Heading home from the Lawrencetown Beach on Monday I was entering the Halifax approach to the McKay. It was 5'ish, but not too busy for an evening rush hour. A 30-something man in military uniform, brownish SUV thingy, merged from my right. He was crossing numerous lanes and was obviously disappointed that my ESP wasn't working. I guess I didn't let him in as he would have liked or perhaps assumes he deserves. He had come across numerous lanes already and I could not tell when his lane-merging festival would be over. At my wife's side of the car he voiced a few very unprintable words (I'm an elementary school teacher, so I won't print them:). He then looked in my car...and, I believe he actually thought for a moment, perhaps for the first time in several minutes. He saw my 3 year old daughter and her friend sitting in the car, laughing, and singing. His face turned away from us in the most cowardly way. He messed up. This car wasn't an aggressive fellow commuter, battling him for supreme position to cross the bridge. I wasn't the enemy that held him up those very vital few minutes every day. Nope. I was a father, taking his child and her little buddy on a summer adventure to the beach. I was a husband, spending time with his wife. I was a guy, who, in no way was out to get him. Oooppss. We entered toll lanes side by side, he had since moved over to a lane on my side. He was unable to look over his head pointed directly over the wheel, he was obviously quiet now (sad, no dignity for an apology even!) I yelled to his open window, "You need to relax, my friend!" and off he went.

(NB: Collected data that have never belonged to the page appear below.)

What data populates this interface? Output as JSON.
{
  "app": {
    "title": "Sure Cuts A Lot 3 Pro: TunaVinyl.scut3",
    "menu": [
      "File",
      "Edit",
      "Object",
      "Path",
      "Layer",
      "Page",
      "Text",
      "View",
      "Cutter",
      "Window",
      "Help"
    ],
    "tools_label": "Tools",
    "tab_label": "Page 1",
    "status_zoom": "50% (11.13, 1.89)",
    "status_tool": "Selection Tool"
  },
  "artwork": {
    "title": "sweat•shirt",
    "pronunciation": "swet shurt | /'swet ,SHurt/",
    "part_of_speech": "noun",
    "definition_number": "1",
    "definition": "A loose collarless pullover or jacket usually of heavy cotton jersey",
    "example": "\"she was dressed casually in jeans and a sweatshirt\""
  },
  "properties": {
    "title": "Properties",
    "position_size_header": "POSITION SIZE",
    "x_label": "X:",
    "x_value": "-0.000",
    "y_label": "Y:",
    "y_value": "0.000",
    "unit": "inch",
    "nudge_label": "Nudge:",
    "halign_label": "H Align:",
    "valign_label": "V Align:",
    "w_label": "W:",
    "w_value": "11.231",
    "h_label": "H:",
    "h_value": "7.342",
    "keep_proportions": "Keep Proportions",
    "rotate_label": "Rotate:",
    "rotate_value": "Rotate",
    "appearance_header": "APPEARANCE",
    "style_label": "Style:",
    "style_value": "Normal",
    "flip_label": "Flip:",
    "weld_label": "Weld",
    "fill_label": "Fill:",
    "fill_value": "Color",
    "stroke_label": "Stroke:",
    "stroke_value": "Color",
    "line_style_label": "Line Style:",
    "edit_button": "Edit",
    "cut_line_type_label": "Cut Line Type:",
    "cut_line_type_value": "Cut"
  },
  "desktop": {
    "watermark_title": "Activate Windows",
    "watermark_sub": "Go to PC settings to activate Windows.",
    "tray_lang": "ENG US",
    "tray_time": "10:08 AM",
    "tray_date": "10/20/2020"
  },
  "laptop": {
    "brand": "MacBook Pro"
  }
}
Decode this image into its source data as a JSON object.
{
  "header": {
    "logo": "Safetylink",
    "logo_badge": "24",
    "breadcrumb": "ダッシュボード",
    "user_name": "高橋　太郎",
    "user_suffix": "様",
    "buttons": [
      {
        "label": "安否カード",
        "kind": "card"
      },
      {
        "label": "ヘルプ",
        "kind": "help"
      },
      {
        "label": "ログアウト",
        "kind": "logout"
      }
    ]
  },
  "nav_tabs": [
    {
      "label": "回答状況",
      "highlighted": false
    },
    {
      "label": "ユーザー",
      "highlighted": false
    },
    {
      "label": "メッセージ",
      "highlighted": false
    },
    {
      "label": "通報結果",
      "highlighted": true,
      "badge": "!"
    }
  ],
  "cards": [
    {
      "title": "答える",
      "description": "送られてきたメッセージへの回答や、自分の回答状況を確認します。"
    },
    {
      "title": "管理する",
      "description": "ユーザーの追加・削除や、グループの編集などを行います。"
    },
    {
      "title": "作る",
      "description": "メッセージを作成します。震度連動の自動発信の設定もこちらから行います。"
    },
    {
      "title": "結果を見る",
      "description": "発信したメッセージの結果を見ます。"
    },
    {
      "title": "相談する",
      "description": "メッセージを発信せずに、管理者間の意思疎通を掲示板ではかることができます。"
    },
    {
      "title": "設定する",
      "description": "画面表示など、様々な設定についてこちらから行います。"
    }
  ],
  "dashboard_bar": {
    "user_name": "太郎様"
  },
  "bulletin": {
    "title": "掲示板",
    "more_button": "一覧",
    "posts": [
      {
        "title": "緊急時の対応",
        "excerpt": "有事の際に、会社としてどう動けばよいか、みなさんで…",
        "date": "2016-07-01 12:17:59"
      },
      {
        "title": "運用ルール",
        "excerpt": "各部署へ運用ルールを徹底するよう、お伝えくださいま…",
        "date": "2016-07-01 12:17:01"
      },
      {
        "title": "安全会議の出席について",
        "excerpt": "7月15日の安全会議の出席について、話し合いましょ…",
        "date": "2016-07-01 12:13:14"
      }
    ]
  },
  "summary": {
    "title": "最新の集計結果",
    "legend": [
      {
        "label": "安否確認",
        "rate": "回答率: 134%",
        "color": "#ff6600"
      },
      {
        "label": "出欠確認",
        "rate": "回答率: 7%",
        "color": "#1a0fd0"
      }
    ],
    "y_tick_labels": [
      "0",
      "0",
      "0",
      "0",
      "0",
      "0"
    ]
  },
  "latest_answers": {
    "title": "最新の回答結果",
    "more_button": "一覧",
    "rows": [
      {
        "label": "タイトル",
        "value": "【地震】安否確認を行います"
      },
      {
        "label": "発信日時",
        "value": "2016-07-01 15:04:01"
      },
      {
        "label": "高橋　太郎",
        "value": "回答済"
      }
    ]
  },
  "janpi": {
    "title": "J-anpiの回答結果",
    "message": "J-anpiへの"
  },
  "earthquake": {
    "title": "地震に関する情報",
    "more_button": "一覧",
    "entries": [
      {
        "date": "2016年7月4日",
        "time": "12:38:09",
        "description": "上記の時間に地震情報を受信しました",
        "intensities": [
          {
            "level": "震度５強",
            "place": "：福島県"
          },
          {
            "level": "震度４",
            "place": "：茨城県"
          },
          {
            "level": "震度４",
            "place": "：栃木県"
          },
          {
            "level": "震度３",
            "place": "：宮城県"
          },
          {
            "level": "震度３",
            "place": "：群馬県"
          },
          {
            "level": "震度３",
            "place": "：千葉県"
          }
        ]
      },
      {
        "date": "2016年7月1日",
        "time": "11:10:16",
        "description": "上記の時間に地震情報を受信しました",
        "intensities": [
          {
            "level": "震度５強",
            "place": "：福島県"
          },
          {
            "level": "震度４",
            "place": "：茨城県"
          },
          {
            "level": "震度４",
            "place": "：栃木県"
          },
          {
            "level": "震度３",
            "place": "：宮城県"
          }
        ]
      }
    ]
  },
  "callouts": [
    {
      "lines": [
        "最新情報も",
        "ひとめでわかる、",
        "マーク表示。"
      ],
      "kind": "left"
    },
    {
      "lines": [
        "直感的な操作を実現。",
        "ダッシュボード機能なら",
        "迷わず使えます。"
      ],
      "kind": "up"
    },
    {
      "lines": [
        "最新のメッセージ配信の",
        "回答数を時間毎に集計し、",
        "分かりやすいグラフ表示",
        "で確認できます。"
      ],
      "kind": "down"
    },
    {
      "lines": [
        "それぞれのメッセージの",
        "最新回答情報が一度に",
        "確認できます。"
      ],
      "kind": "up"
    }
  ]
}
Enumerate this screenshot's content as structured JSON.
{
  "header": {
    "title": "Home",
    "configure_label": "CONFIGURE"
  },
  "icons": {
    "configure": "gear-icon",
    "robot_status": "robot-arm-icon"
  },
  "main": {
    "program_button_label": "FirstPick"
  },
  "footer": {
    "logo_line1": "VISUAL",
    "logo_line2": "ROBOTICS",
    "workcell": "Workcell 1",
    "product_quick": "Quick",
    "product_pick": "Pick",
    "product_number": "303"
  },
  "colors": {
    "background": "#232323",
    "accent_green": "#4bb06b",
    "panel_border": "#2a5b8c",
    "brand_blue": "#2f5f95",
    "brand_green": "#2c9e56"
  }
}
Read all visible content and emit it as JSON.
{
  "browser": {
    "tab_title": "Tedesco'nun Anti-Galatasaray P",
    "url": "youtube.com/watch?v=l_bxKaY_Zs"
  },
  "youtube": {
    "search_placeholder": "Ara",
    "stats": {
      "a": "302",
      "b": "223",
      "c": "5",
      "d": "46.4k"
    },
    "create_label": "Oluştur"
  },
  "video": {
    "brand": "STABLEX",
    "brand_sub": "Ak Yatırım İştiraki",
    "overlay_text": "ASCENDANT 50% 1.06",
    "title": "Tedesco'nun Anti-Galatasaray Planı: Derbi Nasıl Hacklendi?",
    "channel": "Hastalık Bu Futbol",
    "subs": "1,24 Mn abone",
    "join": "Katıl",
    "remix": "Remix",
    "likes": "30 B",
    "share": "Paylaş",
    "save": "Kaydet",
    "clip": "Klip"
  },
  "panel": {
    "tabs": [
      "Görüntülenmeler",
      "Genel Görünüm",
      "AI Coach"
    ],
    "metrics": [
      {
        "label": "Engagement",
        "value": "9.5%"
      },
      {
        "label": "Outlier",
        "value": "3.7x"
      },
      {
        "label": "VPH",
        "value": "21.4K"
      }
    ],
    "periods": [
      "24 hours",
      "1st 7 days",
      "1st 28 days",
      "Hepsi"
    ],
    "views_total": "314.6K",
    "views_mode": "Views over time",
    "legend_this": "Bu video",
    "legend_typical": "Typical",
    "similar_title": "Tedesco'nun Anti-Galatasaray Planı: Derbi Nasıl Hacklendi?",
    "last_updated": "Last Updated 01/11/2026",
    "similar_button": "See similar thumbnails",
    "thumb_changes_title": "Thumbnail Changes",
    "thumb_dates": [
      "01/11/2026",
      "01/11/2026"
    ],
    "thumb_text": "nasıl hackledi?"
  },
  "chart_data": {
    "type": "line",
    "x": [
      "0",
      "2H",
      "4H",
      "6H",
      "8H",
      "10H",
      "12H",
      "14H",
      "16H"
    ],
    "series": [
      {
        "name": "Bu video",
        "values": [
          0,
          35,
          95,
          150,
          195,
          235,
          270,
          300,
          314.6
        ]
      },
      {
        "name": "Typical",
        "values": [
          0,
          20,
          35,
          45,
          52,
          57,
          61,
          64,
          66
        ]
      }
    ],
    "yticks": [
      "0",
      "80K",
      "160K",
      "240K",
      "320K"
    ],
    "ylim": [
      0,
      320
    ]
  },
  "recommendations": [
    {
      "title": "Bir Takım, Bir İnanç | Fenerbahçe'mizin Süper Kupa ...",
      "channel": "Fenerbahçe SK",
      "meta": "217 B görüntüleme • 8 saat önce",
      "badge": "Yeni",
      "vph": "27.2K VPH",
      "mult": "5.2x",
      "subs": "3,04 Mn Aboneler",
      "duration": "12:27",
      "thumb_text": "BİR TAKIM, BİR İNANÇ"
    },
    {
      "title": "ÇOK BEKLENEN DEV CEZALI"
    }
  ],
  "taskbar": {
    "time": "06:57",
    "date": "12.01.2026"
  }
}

I just want him to know that, although I am sure he must have had a bad day or is unhappy in some way with his life or events in the world, please, my kid and her friends don't need to hear about it. Perhaps thinking about your commute in a more positive light could help you. I bike in, that sure helps the ol' road rage. Maybe, listen to CBC and have a coffee. I don't know, ask around, I am sure you'll find some other ideas, better than yelling at other people and swearing in front of 3 year olds.
I forgive you already, because I am sure that for the rest of your commute home you felt very small. Perhaps you will use it as a crux to change something in your life to gain some happiness or perspective. Or maybe, you'll just be back at it again in the morning rush. Living for self, taking-no-prisoners on your charge to work. I hope, and believe in the more positive reaction...but do you? So slow down, breath, and relax...and if you can't, at least watch your mouth around my kid.